İş hayatında başarılı olacağı kesin görülen gençler fikir ve ruh yapılarına göre merhametsiz bir tasnife tutuldu. AKP çizgisinde olmayan gençlere iş verilmedi. Muhalif diplomalı işsizliği tehlikeli bir çizgide ilerliyor. Ülkenin kaynakları birilerine aktarılıyor. Bunları görmek, göstermek, yazmak suç Ama bu eylemler yandaşların marifeti ise bu servet nakli iftihar vesilesi...

Ömrümün tek endişesi “devletime hizmet edebildim mi?” olan tecrübe ve bilgi zengini namuslu devlet memuru bugün hizmet kadrolarının dışındadır. Sadakat ve mensubiyet, ehliyetin yerine geçmiştir. Gençliğinde bağımsız Türkiye’yi peyk yapmak isteyen gafiller ile mücadele etmiş: “Ne Rusya ne Amerika Bağımsız Türkiye” demiş dünün delikanlısı bugünün saçlarına ak düşmüş yiğitleri, olanları dişlerini gıcırdatarak takip ediyor...

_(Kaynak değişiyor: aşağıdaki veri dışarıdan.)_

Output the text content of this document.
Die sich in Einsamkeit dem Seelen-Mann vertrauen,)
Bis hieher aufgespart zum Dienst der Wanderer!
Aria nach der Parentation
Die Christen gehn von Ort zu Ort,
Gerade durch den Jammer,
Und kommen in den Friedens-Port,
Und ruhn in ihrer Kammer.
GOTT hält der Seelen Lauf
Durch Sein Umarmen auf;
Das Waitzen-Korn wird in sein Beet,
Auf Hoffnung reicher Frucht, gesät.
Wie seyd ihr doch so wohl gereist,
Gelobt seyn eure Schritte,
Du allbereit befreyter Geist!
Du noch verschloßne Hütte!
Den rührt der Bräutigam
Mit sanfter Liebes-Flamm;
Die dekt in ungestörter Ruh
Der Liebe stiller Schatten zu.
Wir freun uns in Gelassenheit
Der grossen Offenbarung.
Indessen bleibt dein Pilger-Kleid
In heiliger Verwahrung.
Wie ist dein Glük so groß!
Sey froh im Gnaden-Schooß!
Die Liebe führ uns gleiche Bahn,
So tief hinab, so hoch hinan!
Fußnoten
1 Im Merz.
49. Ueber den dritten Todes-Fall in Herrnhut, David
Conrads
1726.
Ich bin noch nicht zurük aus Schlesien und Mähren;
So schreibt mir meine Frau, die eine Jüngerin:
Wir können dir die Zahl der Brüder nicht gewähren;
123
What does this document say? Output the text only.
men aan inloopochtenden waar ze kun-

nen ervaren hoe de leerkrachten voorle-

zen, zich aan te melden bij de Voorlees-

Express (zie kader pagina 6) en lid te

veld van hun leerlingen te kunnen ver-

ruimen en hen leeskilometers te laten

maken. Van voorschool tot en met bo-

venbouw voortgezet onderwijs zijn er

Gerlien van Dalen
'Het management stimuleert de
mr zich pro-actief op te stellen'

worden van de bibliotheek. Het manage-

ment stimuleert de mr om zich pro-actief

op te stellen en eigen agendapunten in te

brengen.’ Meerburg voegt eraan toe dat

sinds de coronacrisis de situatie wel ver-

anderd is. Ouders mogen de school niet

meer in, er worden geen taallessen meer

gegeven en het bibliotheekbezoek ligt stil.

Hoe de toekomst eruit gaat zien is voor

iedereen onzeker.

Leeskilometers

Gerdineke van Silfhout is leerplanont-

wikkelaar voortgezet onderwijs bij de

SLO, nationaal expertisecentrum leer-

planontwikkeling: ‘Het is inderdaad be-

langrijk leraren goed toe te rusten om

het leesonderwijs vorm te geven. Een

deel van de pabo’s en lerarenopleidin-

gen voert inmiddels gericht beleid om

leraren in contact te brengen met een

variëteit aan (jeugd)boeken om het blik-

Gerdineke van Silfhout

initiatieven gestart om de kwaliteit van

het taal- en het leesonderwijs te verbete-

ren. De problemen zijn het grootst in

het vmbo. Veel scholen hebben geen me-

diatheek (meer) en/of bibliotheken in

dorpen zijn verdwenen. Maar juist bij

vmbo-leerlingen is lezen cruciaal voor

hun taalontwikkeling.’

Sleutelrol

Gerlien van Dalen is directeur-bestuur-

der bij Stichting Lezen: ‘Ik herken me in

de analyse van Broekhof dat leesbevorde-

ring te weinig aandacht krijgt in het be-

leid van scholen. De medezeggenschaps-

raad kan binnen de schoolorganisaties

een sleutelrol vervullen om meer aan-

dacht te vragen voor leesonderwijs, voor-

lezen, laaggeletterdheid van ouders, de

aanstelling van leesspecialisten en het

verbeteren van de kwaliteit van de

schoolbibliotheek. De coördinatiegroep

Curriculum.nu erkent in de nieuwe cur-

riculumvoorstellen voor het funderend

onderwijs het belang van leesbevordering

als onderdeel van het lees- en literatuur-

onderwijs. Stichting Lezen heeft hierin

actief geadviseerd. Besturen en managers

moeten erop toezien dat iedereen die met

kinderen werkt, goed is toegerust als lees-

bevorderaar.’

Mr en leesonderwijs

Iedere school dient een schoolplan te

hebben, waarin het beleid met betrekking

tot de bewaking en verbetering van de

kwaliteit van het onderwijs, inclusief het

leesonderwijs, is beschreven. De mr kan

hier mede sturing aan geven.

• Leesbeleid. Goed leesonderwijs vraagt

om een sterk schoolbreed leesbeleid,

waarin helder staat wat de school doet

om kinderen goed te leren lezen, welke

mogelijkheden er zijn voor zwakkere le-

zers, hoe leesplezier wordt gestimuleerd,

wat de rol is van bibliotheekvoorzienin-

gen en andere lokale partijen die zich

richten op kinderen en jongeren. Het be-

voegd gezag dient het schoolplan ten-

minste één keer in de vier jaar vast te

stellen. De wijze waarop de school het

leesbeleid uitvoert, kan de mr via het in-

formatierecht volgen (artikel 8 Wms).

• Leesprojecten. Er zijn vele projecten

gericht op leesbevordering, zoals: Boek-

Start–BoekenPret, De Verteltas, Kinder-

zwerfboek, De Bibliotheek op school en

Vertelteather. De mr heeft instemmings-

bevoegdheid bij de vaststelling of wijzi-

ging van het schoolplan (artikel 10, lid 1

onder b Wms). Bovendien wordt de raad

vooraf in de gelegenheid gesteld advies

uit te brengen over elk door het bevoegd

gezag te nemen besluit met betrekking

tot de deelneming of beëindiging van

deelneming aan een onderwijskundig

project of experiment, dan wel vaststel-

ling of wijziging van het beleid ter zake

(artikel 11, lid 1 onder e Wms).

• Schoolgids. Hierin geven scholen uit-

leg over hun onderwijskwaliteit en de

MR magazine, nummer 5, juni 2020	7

Cezaevlerinin hücrelerinde solcu ve ülkücü gençler konuştukça acı bir biçimde emperyalistlerin oyununa geldiklerini anladı. Ancak, ne yazık ki vakit geçti... Bugün yeni bir zaman, Türkiye’nin kurtuluşu gençlik zümresinin vatan gerçeğinde birleşmesindedir. Bağımsız, insanları hür, el emeklerinin alın terlerinin bereketini yiyen, devletin sadaka ile değil sosyal siyaset anlayışıyla vatandaşlarını sarmaladığı, özlenen düzendir. Sanayileşmiş, tarımı modernleşmiş, milli sınırlarına sahip, Türkiye’yi, ancak bu gençler kurabilir.

Günümüzde ne yazık ki dünü bilmeyen, bilmek istemeyen yetersiz siyasi kadrolar ülkeyi yeni bir karanlık zamana soktu. Dünün vatan sevdalısı kahramanları bugün üzüntünün zirvesindedir.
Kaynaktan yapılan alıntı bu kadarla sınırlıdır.